Сны памяти - страница 6

стр.

На Вовку родители не обращали никакого внимания. Тетя Елена больше внимания уделяла мне: то выговаривала за то, что постоянно чешусь (от диатеза у меня был нестерпимый зуд), грозилась связывать мне руки, то ругала за то, что медленно ем, велела няне не выпускать меня из-за стола, пока не съем всю полагающуюся мне еду. Так я и сидела на веранде за столом от завтрака до обеда, от обеда до ужина. Но это только в дни, когда приезжали Сулимовы. В другие дни няня не выполняла строгих наказов тети Елены, считая, что надо мной она, няня, главная начальница. Не помню, чтобы когда-нибудь Сулимовы о чем-нибудь разговаривали с няней или с кухаркой. Даже меня, ребенка, поражало, что у них столько еды. Всю нипочем и не съесть, в то время, как нищие в Харькове и даже здесь, на Серебрянке, выпрашивают кусочек хлеба.
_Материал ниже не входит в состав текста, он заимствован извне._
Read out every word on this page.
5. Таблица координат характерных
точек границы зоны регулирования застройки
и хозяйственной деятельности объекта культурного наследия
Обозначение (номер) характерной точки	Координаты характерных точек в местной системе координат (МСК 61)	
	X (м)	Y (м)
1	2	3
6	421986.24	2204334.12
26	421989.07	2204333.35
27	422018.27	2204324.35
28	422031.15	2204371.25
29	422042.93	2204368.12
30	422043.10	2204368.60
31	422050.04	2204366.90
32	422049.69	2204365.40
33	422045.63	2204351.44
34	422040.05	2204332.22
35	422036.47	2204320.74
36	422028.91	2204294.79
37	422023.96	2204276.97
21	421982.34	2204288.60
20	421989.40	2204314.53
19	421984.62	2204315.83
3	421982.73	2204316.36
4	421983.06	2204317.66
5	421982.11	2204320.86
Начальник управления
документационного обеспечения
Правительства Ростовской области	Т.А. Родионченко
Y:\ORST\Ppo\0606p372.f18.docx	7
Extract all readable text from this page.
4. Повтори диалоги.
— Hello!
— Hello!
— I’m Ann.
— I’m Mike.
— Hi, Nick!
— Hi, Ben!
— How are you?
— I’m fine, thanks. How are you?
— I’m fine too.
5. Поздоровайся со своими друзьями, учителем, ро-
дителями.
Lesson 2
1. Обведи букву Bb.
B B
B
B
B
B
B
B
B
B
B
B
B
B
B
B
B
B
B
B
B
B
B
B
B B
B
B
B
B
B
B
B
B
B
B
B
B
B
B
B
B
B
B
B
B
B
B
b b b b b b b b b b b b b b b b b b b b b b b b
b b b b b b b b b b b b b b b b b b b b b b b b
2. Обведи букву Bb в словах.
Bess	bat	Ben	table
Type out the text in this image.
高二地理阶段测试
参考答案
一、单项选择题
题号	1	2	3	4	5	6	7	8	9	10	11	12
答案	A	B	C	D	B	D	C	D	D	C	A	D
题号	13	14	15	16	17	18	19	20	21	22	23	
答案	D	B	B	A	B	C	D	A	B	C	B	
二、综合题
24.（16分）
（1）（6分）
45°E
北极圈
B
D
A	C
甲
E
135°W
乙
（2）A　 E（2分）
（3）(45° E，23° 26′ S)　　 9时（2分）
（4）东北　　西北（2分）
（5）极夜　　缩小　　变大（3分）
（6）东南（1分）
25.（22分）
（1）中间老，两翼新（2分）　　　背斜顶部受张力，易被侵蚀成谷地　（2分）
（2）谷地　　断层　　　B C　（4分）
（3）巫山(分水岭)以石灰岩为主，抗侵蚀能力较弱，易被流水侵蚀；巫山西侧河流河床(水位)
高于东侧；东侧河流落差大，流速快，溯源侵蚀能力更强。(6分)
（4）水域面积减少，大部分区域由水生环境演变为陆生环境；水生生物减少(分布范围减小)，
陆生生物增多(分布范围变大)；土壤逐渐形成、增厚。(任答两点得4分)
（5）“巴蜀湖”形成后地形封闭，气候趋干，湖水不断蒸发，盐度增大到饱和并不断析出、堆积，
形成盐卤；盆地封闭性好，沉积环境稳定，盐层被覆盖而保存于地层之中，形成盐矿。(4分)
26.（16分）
Когда тетя Елена в 57–58-м г. вернулась из Сибири, я пыталась видеться с ней, помогать ей, чем могла — хотя бы дотаскивать продукты, (но за помощь она неизменно расплачивалась со мной, бедной учительницей, богатым старобольшевистским пайком). Скоро я убедилась, что наше с ней общение невозможно, вредно и для нее, и для меня, каждая наша встреча заканчивалась яростным спором, ссорой. «Тебе все в нашей стране не по душе, даже погода!» — кричала она в ответ на мою нарочито нейтральную фразу, что на улице мерзко, снова дождь и слякоть. А как-то она спросила у меня, что это я высматриваю на витринах книжных магазинов. Я сказала, что ищу последний роман Ремарка. — «О чем роман, ты читала?» Я назвала «Время жить и время умирать» — этот роман был напечатан в № № 8–10 «Иностранной литературы» в 1956 г., вскоре он вышел и отдельной книжкой. Это было время всеобщего увлечения Ремарком, и купить книжку в столичном магазине было практически невозможно, вот я и надеялась, авось, встречу ее в провинциальном магазинчике, куда еще не докатилась столичная мода. — «Расскажи!» — попросила тетя, я и стала пересказывать, но когда дело дошло до финала, где двое партизан, отпущенных конвоирами, стреляют в своих спасителей — немцев и убивают их, тетя Елена категорически сказала: «Этого не может быть!» — «Тетя Лена, я не спорю, может быть, в реальной жизни такого и не бывало, но в романе Ремарка именно так написано». — «Не может быть, чтобы так было написано; а если и написано, такое не могло быть напечатано ни в каком журнале!» Уверить ее не представлялось никакой возможности, даже когда я пообещала принести ей журнал, она не хотела ничего слушать и продолжала твердить: «Этого не может быть!» Она нервничала, и мне пришлось прекратить разговор, чтобы с ней не случился удар, а затем пришлось вообще сократить наши встречи.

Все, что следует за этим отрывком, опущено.